A United Germany Confronts Europe

This Sunday marks 20 years since German unification. It also coincides with a low point in the commitment of post-war Germany to European unity. The two are directly related.

Alone in Europe, the people of the former German Democratic Republic (East Germany) did not have to qualify for entry into the European Union. German unification made them automatically full-fledged members.

Nothing was asked of East Germans for this extraordinary benefit. Nor were they educated about the European project and Germany’s unique role, based on its history, in building a common European home.

All other former Soviet-bloc countries — Poland, Hungary, Latvia, etc. — had to work hard for E.U. membership, both in the complex formal qualifications and through years of learning to become “European” in a pragmatic sense. For these countries, entering “Europe” was a long-sought goal and finally a celebrated achievement. Eastern Germany never moved up this learning curve.

The opening of the Berlin Wall confronted people in the east with huge economic dislocation and social stress. Most of their efforts over 20 years have been directed to achieving parity with western Germany, still unfulfilled. The equally important need to accept an identity as Germans within a broader Europe has lagged far behind.

Eastern Germans needed more attention to their European obligations than their eastern neighbors did because the G.D.R. had taught its citizens — especially its young people — that they bore none of the burdens of Germany’s past; all the guilt supposedly lay with West Germany.

Sad to say, this convenient doctrine was widely accepted. A German-speaking Polish tour guide in Warsaw in the late 1980s noted this attitude in the German student groups she escorted. Asked if they wanted to visit the site of the Warsaw Ghetto, the West German students always affirmed their need to do so, but the young East Germans invariably refused, saying “that has nothing to do with us.”

This mindset, compounded by the prolonged physical and social isolation of East Germany, contrasted sharply with the openness toward Europe which had been the hallmark of western Germans since the war. Now, two decades on, eastern Germans are integrated into Germany but not into Europe. The E.U. was not something they chose, let alone worked for, so they do not identify with it. The sharing of obligations at the core of European integration remains alien to people who see “Europe” as a distant and expensive abstraction.

A new generation across Germany has no personal memory of their country’s long struggle for acceptance as a responsible European state and has little understanding of the complex system of agreements that anchor Germany’s national identity into a broader European one. German politicians across the spectrum today openly sneer at the obligations of European unity in terms which no West German party would have employed a generation ago.

This inward-looking mentality has its origins in the experience of national unification. The immense costs have soured Germans on the expenses of building Europe. Worse, the political mentality of the east is increasingly permeating public discourse across the country, an outlook that is provincial, anti-foreign and nationalist rather than patriotic. The reaction to the financial crisis in Greece revealed a new German parochialism both nationalistic and shortsighted.

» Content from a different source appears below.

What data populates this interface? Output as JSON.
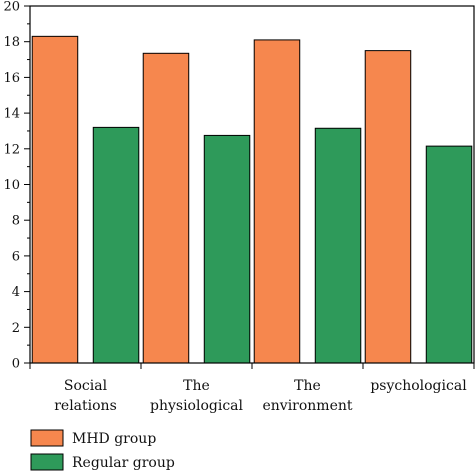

In fact, no society in Europe has gained more from European integration than has Germany, which would quickly lose its prosperity without European markets. A Germany at peace with all its neighbors and supportive of a common European home was the work of German leaders from Konrad Adenauer through Helmut Kohl, and enjoyed near consensual support from two generations of post-war Germans.

Today, fewer and fewer Germans think Europe is worth the trouble, or even imagine that it is somehow standing in Germany’s way. This is dangerous, not because of any renewed German militarization, but because Germany remains the heart of Europe.

On this anniversary, it is appropriate to remind the Germans that their national project can thrive only within a successful Europe. The unity of each is the essential buttress of the other.

E. Wayne Merry, who served at the U.S. Embassy in East Berlin and is now a senior associate at the American Foreign Policy Council in Washington.